I’ve been trying to figure out why I’m falling back into negativity and sadness lately.  I just spent a few minutes looking back through my Facebook timeline for December of last year, and I almost can’t believe how happy I looked back then. The photos in this post were all taken last December while I was living alone in my apartment, in limbo, not sure what I was going to do with my life. But look at me, I was happy! So why am I not happy now? I have a house and a job, so you’d think I’d feel better about my future, right?  But what I’ve realized is that I’m still missing so many of the people and places that I love, and more importantly, I don’t have the time or energy anymore to do the things that make me happiest.

Kim with two chickadees in hand at Kensington Dec 2014
Two chickadees feeding from my hands at Kensington Metropark

I can’t remember the last time I went out and just walked in nature. These days I come home exhausted, often crying as I walk into my dark and empty house, and spend the evening just sitting on the sofa in front of mindless television. And that is so not how I want to live my life! I want to be with friends who want to be with me, and I want to be able to smile without forcing it, and to see birds. In fact, I’m really missing the joy of seeing birds and just being able to spend time in nature. That’s been an important part of my healing process, and I can easily see the impact of less nature time in my life. Clearly, I need to make this a priority.

I’m also sure that this recent sadness is also partly due to the fact that it’s THE HOLIDAYS and we’re supposed to be giddy with happiness all the time. Maybe that’s why few people are willing to really hear me when I try to share something about my sadness and my fears. Since my emotions are so raw, I cry easily. And I see the way they look at me when I mention my troubles–their eyes glaze over or they just pretend they didn’t hear me and quickly change the subject. I wonder if people are afraid to acknowledge my pain because it makes them feel guilty for their happiness. Does that make sense? Or maybe they think I expect them to make everything better for me?

Kim and Deb in Rochester with holiday lights Dec 2014
My sister Deb and me enjoying the light display in Rochester, Michigan (Dec. 2014)

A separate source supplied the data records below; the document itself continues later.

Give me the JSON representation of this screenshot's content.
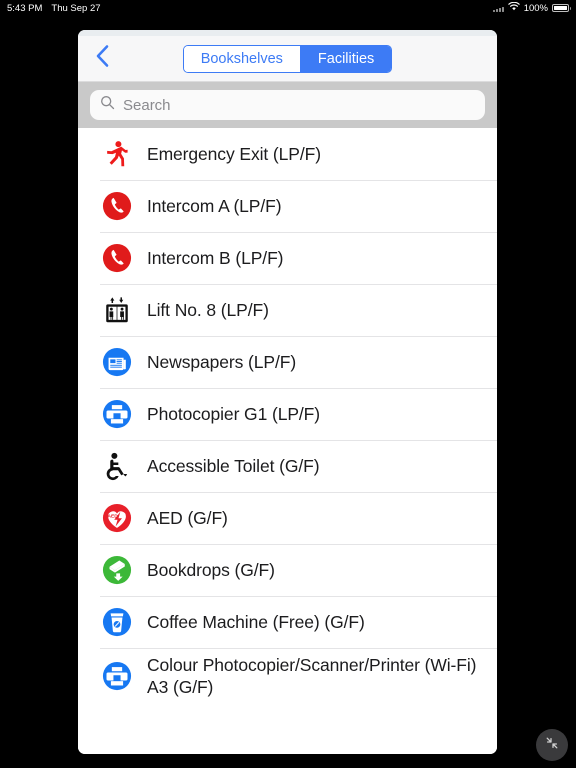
{
  "statusbar": {
    "time": "5:43 PM",
    "date": "Thu Sep 27",
    "battery_percent": "100%",
    "wifi_icon": "wifi-icon",
    "battery_icon": "battery-icon"
  },
  "navbar": {
    "back_icon": "chevron-left-icon",
    "segments": [
      {
        "label": "Bookshelves",
        "selected": false
      },
      {
        "label": "Facilities",
        "selected": true
      }
    ]
  },
  "search": {
    "placeholder": "Search",
    "value": "",
    "icon": "search-icon"
  },
  "list": {
    "items": [
      {
        "label": "Emergency Exit (LP/F)",
        "icon": "running-person-icon",
        "color": "#ee1b1b"
      },
      {
        "label": "Intercom A (LP/F)",
        "icon": "phone-circle-icon",
        "color": "#e01b1b"
      },
      {
        "label": "Intercom B (LP/F)",
        "icon": "phone-circle-icon",
        "color": "#e01b1b"
      },
      {
        "label": "Lift No. 8 (LP/F)",
        "icon": "elevator-icon",
        "color": "#111111"
      },
      {
        "label": "Newspapers (LP/F)",
        "icon": "newspaper-circle-icon",
        "color": "#1778f2"
      },
      {
        "label": "Photocopier G1 (LP/F)",
        "icon": "printer-circle-icon",
        "color": "#1778f2"
      },
      {
        "label": "Accessible Toilet (G/F)",
        "icon": "wheelchair-icon",
        "color": "#111111"
      },
      {
        "label": "AED (G/F)",
        "icon": "aed-circle-icon",
        "color": "#e8202a"
      },
      {
        "label": "Bookdrops (G/F)",
        "icon": "bookdrop-circle-icon",
        "color": "#3cb838"
      },
      {
        "label": "Coffee Machine (Free) (G/F)",
        "icon": "coffee-circle-icon",
        "color": "#1778f2"
      },
      {
        "label": "Colour Photocopier/Scanner/Printer (Wi-Fi) A3 (G/F)",
        "icon": "printer-circle-icon",
        "color": "#1778f2"
      }
    ]
  },
  "floating_button": {
    "icon": "collapse-arrows-icon",
    "color": "#3a3a3c"
  }
}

But that’s just it, I don’t expect that of anyone. And thankfully, I found one friend recently who was willing to just listen to me. And I’ll be eternally grateful to her for really seeing me for who I am and for not thinking I’m weak. She didn’t try to solve my problems, and I didn’t expect her to. She just listened to me. And that was such an amazing gift.

Is there anyone in your life who could use someone to just listen to them this holiday season? Could you give them that precious and life-affirming gift? I know I’ll try to pay it forward now that someone has done me the immense honor of acknowledging my struggles. After all, isn’t that what we all want from life, to be really seen and heard?

Wishing you and yours a holiday season filled with love and healing.